Last year less than half of the budgeted $5,000 for mental health was used by SGPS members.
“Now our students can apply through the general health subsidy for any health-related expenses that are covered under the SGPS health insurance plan,” Fekete said.
The 2023-24 budget includes a $250 limit per applicant under the General Health Subsidy. A Gender-Affirming Care Subsidy was also introduced as a separate initiative in the budget. This subsidy provides coverage for services, medications, and products for individuals receiving gender-affirming care.
“One example that we received recently was we had a student that was seeking speech therapy [who] was undergoing gender affirming care, so we provided financial assistance to that student,” Fekete said.
Students are eligible for up to $500 in gender affirming care subsidies from the SGPS.
Fekete highlighted the amended criteria for graduate students applying for the Emergency Student Assistance Subsidy. Students are eligible for $150 to support their academic obligations or to cover extenuating life circumstances, such as travel expenses or if there’s a death in their family.
“All of the subsidies we offer require students to submit a proof of expense,” Fekete said.
All commission events budgets were reduced this year, after $16,027.95 went unused last fiscal year.
The SGPS updated the budget for post-pandemic operations by bringing back initiative grants and increasing conference budget lines.
“What the grant program does is it offers funding to students for student-led initiatives that improve accessibility, diversity, and inclusion, or sustainability at Queen’s. With the aim being the initiative would benefit the Queen’s community as a whole and not necessarily faculty-specific initiatives,”
Past grants were used to run a sensitivity awareness campaign for Halloween, or to purchase recycling bins for campus buildings.
Wages made up $242,889 of budged expenses. Employee wages and benefits increased, except for student advisor wages. Commissioner stipends saw a $4,160.04 rise, despite last year’s surplus of $16,816.80.

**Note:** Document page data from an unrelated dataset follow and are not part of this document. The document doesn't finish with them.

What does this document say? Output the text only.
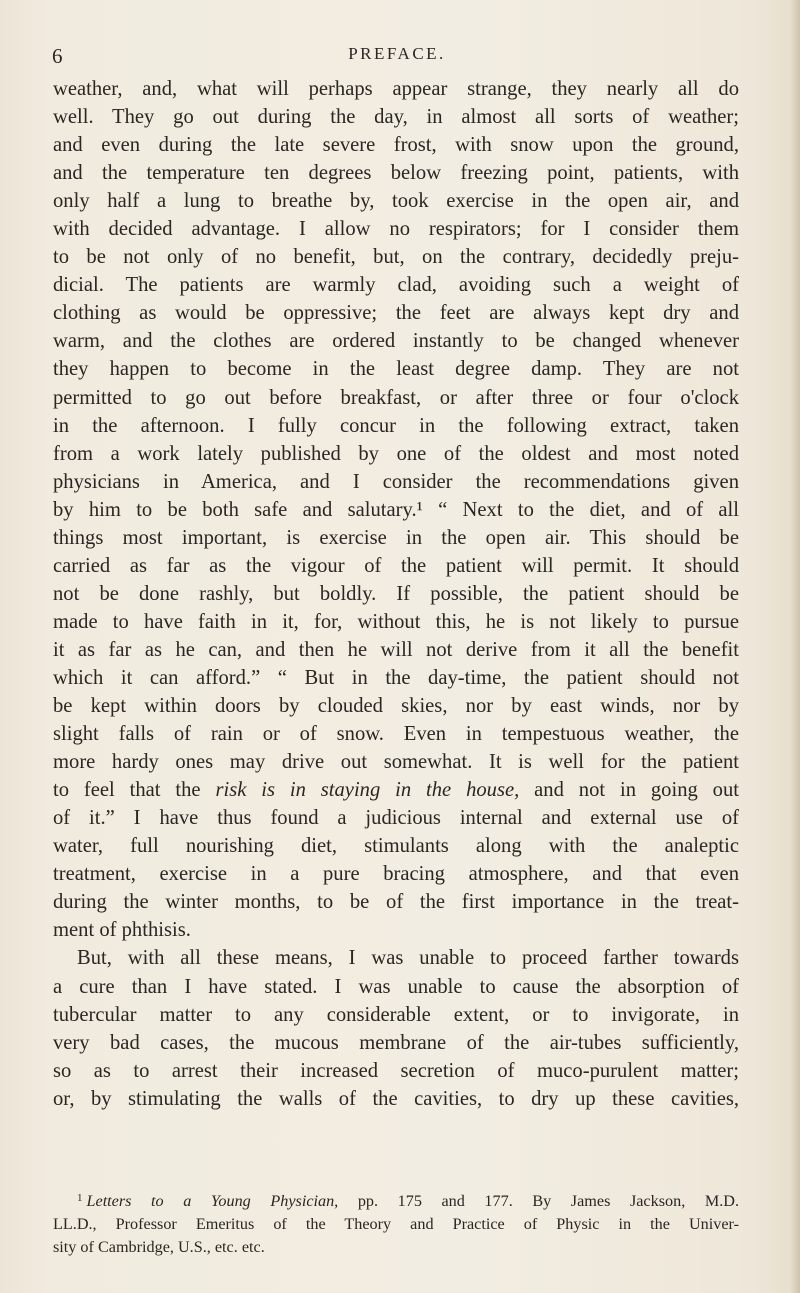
6	PREFACE.
weather, and, what will perhaps appear strange, they nearly all do
well. They go out during the day, in almost all sorts of weather;
and even during the late severe frost, with snow upon the ground,
and the temperature ten degrees below freezing point, patients, with
only half a lung to breathe by, took exercise in the open air, and
with decided advantage. I allow no respirators; for I consider them
to be not only of no benefit, but, on the contrary, decidedly preju-
dicial. The patients are warmly clad, avoiding such a weight of
clothing as would be oppressive; the feet are always kept dry and
warm, and the clothes are ordered instantly to be changed whenever
they happen to become in the least degree damp. They are not
permitted to go out before breakfast, or after three or four o'clock
in the afternoon. I fully concur in the following extract, taken
from a work lately published by one of the oldest and most noted
physicians in America, and I consider the recommendations given
by him to be both safe and salutary.¹ “ Next to the diet, and of all
things most important, is exercise in the open air. This should be
carried as far as the vigour of the patient will permit. It should
not be done rashly, but boldly. If possible, the patient should be
made to have faith in it, for, without this, he is not likely to pursue
it as far as he can, and then he will not derive from it all the benefit
which it can afford.” “ But in the day-time, the patient should not
be kept within doors by clouded skies, nor by east winds, nor by
slight falls of rain or of snow. Even in tempestuous weather, the
more hardy ones may drive out somewhat. It is well for the patient
to feel that the risk is in staying in the house, and not in going out
of it.” I have thus found a judicious internal and external use of
water, full nourishing diet, stimulants along with the analeptic
treatment, exercise in a pure bracing atmosphere, and that even
during the winter months, to be of the first importance in the treat-
ment of phthisis.
But, with all these means, I was unable to proceed farther towards
a cure than I have stated. I was unable to cause the absorption of
tubercular matter to any considerable extent, or to invigorate, in
very bad cases, the mucous membrane of the air-tubes sufficiently,
so as to arrest their increased secretion of muco-purulent matter;
or, by stimulating the walls of the cavities, to dry up these cavities,
$^1$ Letters to a Young Physician, pp. 175 and 177. By James Jackson, M.D.
LL.D., Professor Emeritus of the Theory and Practice of Physic in the Univer-
sity of Cambridge, U.S., etc. etc.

To enhance the financial sustainability of the SGPS, the executive invested money received in 2018 when the Society switched insurance providers. The insurance payout can only be used by the SGPS to support health and dental student coverage.
“We have invested excess funds in accordance with sustainability principles and in accordance with the promises that our members have made to not be invested in any fossil fuels, and to have invested sustainably and responsibly,” Fekete said.
The SGPS successfully applied for a campus safety grant to offer members access to trainings making Queen’s a safer place. The grant isn’t included in the budget.
“Over the summer, for example, we offered our members to sign up for an online suicide alertness training. Sixty-five of them did, and we paid for all of them to take that training,” Fekete said.
Graduate and professional students are facing financial duress and stress, Fekete explained. It’s a challenge she takes seriously.
“We care about our students deeply, and our members deeply, and we’re working always to make sure we leave Queen’s a better place for them,” Fekete said.